The moment we stepped into the sacred precincts of the fire temple, we had to get on with the morning satum.
Often, the behdins were eager to get their prayers done and get on with their day. And whilst I prayed with all the sincerity of a 12-year-old, I couldn’t help noticing what was laid out for satum— for that’s what we would be eating for breakfast.
Yummy bhakras today! How exciting was all that for a young lad.
Apart from the prayers and a feeling of serenity and peace, catching up with all the new mobeds who had come from different cities especially for muktad prayers and the chasniwala boys mostly from Petit School (Boarding) was the fun element. We all shared a great bond and a sense of camaraderie.
By the end of the day we were exhausted, yet exhilarated …and by the ninth day we couldn’t wait for the Parsee New Year to arrive. We made new friends, felt rich and important, and so satisfied with a perfect start to the year.
From the memories of a 12-year-old praying during muktad times, cut to the time we moved to Auckland 16 years ago…..and we had our first mukatad at the Forud Shahalori Dadgah that Aspi Shahlori had built singlehandedly 15-years-ago.
We were overcome with a feeling of joy and gratitude that we could have the prayers for the departed souls in a faraway land…literally at the end of the world.
The anticipation was no less—not for the asudaat now but just that it would bring solace to all the people who have lost their near and dear ones, as they found comfort in the prayers. Bringing in the New Year with a jashan at the dadgah was always a special event that brought the community together.
Most of the prayers are done on a voluntary basis and my older and wiser self is filled with a sense of reverence.

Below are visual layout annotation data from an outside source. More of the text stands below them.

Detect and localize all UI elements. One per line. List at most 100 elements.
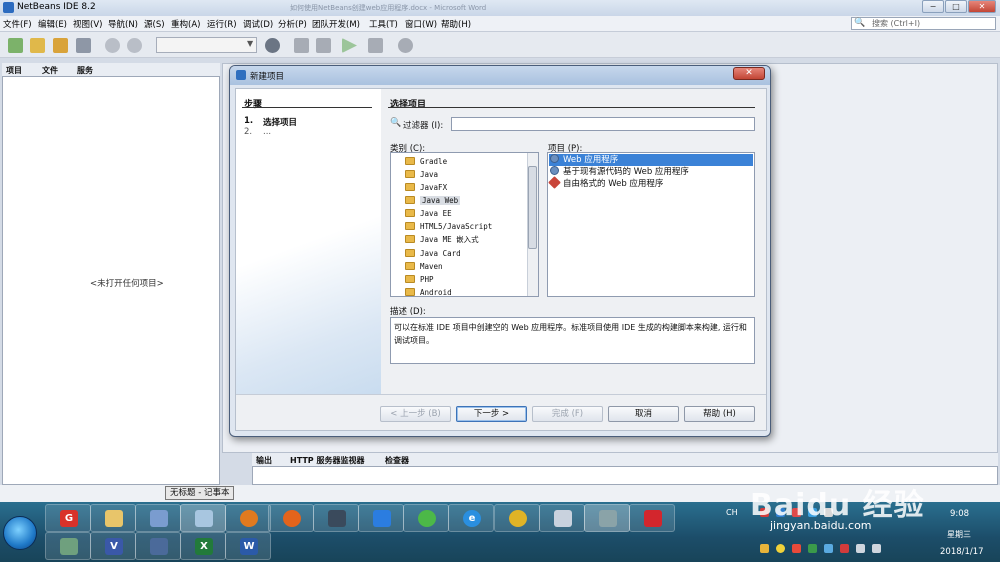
steps-divider <box>242 107 372 108</box>
open-project-icon[interactable] <box>53 38 68 53</box>
build-hammer-icon[interactable] <box>294 38 309 53</box>
finish-button[interactable]: 完成 (F) <box>532 406 603 422</box>
maximize-button[interactable]: □ <box>945 0 967 13</box>
taskbar-app[interactable] <box>268 504 314 532</box>
back-button[interactable]: < 上一步 (B) <box>380 406 451 422</box>
tray-icon[interactable] <box>792 544 801 553</box>
tray-icon[interactable] <box>760 544 769 553</box>
new-file-icon[interactable] <box>8 38 23 53</box>
taskbar-app[interactable]: W <box>225 532 271 560</box>
netbeans-dialog-icon <box>236 70 246 80</box>
calculator-icon <box>554 510 572 527</box>
folder-icon <box>405 157 415 165</box>
category-item[interactable]: Java Card <box>405 247 525 260</box>
tab-output[interactable]: 输出 <box>256 455 272 466</box>
tab-projects[interactable]: 项目 <box>6 65 22 76</box>
input-method-indicator[interactable]: CH <box>726 508 738 517</box>
category-item-selected[interactable]: Java Web <box>405 194 525 207</box>
profile-icon[interactable] <box>398 38 413 53</box>
scrollbar-thumb[interactable] <box>528 166 537 249</box>
volume-icon[interactable] <box>872 544 881 553</box>
notepad-icon <box>195 510 213 527</box>
menu-navigate[interactable]: 导航(N) <box>108 18 138 30</box>
taskbar-app[interactable]: e <box>448 504 494 532</box>
baidu-watermark-url: jingyan.baidu.com <box>770 519 872 532</box>
taskbar-app[interactable]: X <box>180 532 226 560</box>
menu-edit[interactable]: 编辑(E) <box>38 18 67 30</box>
debug-icon[interactable] <box>368 38 383 53</box>
menu-help[interactable]: 帮助(H) <box>441 18 471 30</box>
taskbar-app[interactable] <box>135 532 181 560</box>
tab-inspector[interactable]: 检查器 <box>385 455 409 466</box>
cancel-button[interactable]: 取消 <box>608 406 679 422</box>
taskbar-app[interactable] <box>358 504 404 532</box>
menu-run[interactable]: 运行(R) <box>207 18 237 30</box>
filter-input[interactable] <box>451 117 755 131</box>
help-button[interactable]: 帮助 (H) <box>684 406 755 422</box>
taskbar-app[interactable] <box>135 504 181 532</box>
category-item[interactable]: Android <box>405 286 525 296</box>
project-item[interactable]: 自由格式的 Web 应用程序 <box>548 176 753 190</box>
menu-source[interactable]: 源(S) <box>144 18 165 30</box>
taskbar-app-netbeans[interactable] <box>584 504 630 532</box>
category-item[interactable]: PHP <box>405 273 525 286</box>
start-button[interactable] <box>3 516 37 550</box>
dialog-title: 新建项目 <box>250 72 285 82</box>
taskbar-app[interactable] <box>313 504 359 532</box>
project-item-selected[interactable]: Web 应用程序 <box>549 154 753 166</box>
button-divider <box>236 394 766 395</box>
menu-refactor[interactable]: 重构(A) <box>171 18 200 30</box>
taskbar-app[interactable] <box>494 504 540 532</box>
taskbar-app[interactable] <box>225 504 271 532</box>
configuration-select[interactable] <box>156 37 257 53</box>
pen-icon <box>373 510 391 527</box>
tab-http-monitor[interactable]: HTTP 服务器监视器 <box>290 455 364 466</box>
dialog-close-button[interactable]: ✕ <box>733 67 765 80</box>
next-button[interactable]: 下一步 > <box>456 406 527 422</box>
clock-weekday[interactable]: 星期三 <box>947 529 971 540</box>
tab-files[interactable]: 文件 <box>42 65 58 76</box>
taskbar-app[interactable]: G <box>45 504 91 532</box>
new-project-icon[interactable] <box>30 38 45 53</box>
taskbar-app[interactable] <box>539 504 585 532</box>
folder-icon <box>105 510 123 527</box>
project-item[interactable]: 基于现有源代码的 Web 应用程序 <box>549 166 753 178</box>
category-item[interactable]: Maven <box>405 260 525 273</box>
category-item[interactable]: Java EE <box>405 207 525 220</box>
tray-icon[interactable] <box>808 544 817 553</box>
network-icon[interactable] <box>856 544 865 553</box>
taskbar-tooltip: 无标题 - 记事本 <box>165 486 235 500</box>
save-all-icon[interactable] <box>76 38 91 53</box>
taskbar-app-notepad[interactable] <box>180 504 226 532</box>
tab-services[interactable]: 服务 <box>77 65 93 76</box>
menu-tools[interactable]: 工具(T) <box>369 18 398 30</box>
taskbar-app[interactable] <box>45 532 91 560</box>
qq-icon[interactable] <box>776 544 785 553</box>
undo-icon[interactable] <box>105 38 120 53</box>
menu-window[interactable]: 窗口(W) <box>405 18 437 30</box>
taskbar-app[interactable] <box>90 504 136 532</box>
flag-icon[interactable] <box>840 544 849 553</box>
menu-file[interactable]: 文件(F) <box>3 18 32 30</box>
clock-time[interactable]: 9:08 <box>950 509 969 519</box>
menu-profile[interactable]: 分析(P) <box>278 18 307 30</box>
clock-date[interactable]: 2018/1/17 <box>940 547 984 557</box>
category-item[interactable]: Java ME 嵌入式 <box>405 233 525 246</box>
minimize-button[interactable]: − <box>922 0 944 13</box>
taskbar-app[interactable] <box>629 504 675 532</box>
category-item[interactable]: Gradle <box>405 155 525 168</box>
redo-icon[interactable] <box>127 38 142 53</box>
taskbar-app[interactable] <box>403 504 449 532</box>
category-item[interactable]: HTML5/JavaScript <box>405 220 525 233</box>
menu-view[interactable]: 视图(V) <box>73 18 102 30</box>
toolbar <box>0 32 1000 58</box>
close-window-button[interactable]: ✕ <box>968 0 996 13</box>
category-item[interactable]: JavaFX <box>405 181 525 194</box>
globe-icon[interactable] <box>265 38 280 53</box>
taskbar-app[interactable]: V <box>90 532 136 560</box>
clean-build-icon[interactable] <box>316 38 331 53</box>
category-item[interactable]: Java <box>405 168 525 181</box>
menu-debug[interactable]: 调试(D) <box>243 18 273 30</box>
menu-team[interactable]: 团队开发(M) <box>312 18 360 30</box>
tray-icon[interactable] <box>824 544 833 553</box>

It is a huge privilege as we collectively pray to all our Fravashis followed by the remembrance of individual souls and Fravashis of the departed souls.
Ervad Khushru Master lives in Auckland with his wife Farida. Besides being actively involved in the local community at various levels, he is one of the regular mobeds performing various religious ceremonies, and will be performing the community muktad prayer ceremonies at the Shahlori Darbe –Mehr in Auckland.